Documentation
Sending

Webhooks

Receive real-time notifications about delivery events and replies.

Overview

Configure a webhook URL in your Dashboard to receive HTTP POST requests whenever a delivery event occurs. LDM sends a JSON payload to your endpoint with event details.

Events

EventDescription
delivery.confirmedMessage confirmed in recipient's inbox.
delivery.failedMessage bounced or delivery failed.
reply.receivedRecipient replied to your message.
creative.approvedCreative passed moderation.
creative.rejectedCreative failed moderation.

Payload examples

delivery.confirmed

{
  "event": "delivery.confirmed",
  "message_id": "msg_01HQX7kP...",
  "to": "cto@acme.com",
  "status": "inbox",
  "delivered_at": "2026-04-16T09:00:12Z",
  "cost": 0.015
}

delivery.failed

{
  "event": "delivery.failed",
  "message_id": "msg_01HQX7kP...",
  "to": "nobody@invalid.test",
  "status": "bounce",
  "reason": "mailbox_not_found",
  "failed_at": "2026-04-16T09:01:00Z"
}

reply.received

{
  "event": "reply.received",
  "message_id": "msg_01HQX7kP...",
  "from": "cto@acme.com",
  "subject": "Re: Quick question about your infrastructure",
  "body": "Thanks for reaching out! Let's schedule a call.",
  "received_at": "2026-04-16T10:30:00Z"
}

creative.approved

{
  "event": "creative.approved",
  "creative_id": "cr_9f2a...",
  "approved_at": "2026-04-16T08:55:00Z"
}

creative.rejected

{
  "event": "creative.rejected",
  "creative_id": "cr_9f2a...",
  "reason": "promotional_content",
  "details": "Message contains unsolicited promotional content.",
  "rejected_at": "2026-04-16T08:55:00Z"
}

Signature verification

Every webhook request includes an X-LDM-Signature header containing an HMAC-SHA256 signature of the request body, signed with your webhook secret. Always verify this signature to ensure the request is from LDM.

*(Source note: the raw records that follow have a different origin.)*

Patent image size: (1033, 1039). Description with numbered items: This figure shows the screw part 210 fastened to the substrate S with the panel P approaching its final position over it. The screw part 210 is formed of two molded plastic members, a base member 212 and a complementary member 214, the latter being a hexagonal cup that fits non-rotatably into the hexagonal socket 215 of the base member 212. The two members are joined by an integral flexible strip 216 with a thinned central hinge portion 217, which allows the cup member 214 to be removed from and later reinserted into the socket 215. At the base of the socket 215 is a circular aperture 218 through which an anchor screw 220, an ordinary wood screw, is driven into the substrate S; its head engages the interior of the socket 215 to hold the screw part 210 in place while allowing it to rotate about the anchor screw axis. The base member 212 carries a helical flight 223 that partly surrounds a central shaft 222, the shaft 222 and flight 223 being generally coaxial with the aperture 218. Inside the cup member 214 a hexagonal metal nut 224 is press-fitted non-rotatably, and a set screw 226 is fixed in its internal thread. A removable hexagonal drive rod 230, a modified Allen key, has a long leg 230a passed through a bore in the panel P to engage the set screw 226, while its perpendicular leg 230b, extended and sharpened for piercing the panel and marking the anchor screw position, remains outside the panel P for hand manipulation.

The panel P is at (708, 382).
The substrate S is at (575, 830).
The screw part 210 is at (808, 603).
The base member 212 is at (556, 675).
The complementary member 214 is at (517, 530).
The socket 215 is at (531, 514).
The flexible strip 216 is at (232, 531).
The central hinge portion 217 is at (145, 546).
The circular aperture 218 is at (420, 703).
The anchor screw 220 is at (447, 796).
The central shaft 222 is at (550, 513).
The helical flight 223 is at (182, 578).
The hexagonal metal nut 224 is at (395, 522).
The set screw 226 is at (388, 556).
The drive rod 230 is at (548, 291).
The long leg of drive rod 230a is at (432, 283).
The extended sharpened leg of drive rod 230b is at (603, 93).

Node.js verification example

import crypto from 'crypto';

function verifyWebhook(body: string, signature: string, secret: string): boolean {
  const expected = crypto
    .createHmac('sha256', secret)
    .update(body)
    .digest('hex');

  const sig = signature.replace('sha256=', '');

  return crypto.timingSafeEqual(
    Buffer.from(sig, 'hex'),
    Buffer.from(expected, 'hex')
  );
}

// In your webhook handler:
app.post('/webhooks/ldm', (req, res) => {
  const signature = req.headers['x-ldm-signature'] as string;
  const isValid = verifyWebhook(
    JSON.stringify(req.body),
    signature,
    process.env.LDM_WEBHOOK_SECRET!
  );

  if (!isValid) {
    return res.status(401).json({ error: 'Invalid signature' });
  }

  // Process the event
  const { event, message_id } = req.body;
  console.log(`Received ${event} for ${message_id}`);

  res.status(200).json({ received: true });
});

Retry policy

If your endpoint returns a non-2xx status code or times out, LDM retries the webhook with exponential backoff:

  • Retry 1 — after 1 minute
  • Retry 2 — after 5 minutes
  • Retry 3 — after 30 minutes

After 3 failed attempts, the event is dropped. You can view missed events in the Dashboard webhook logs.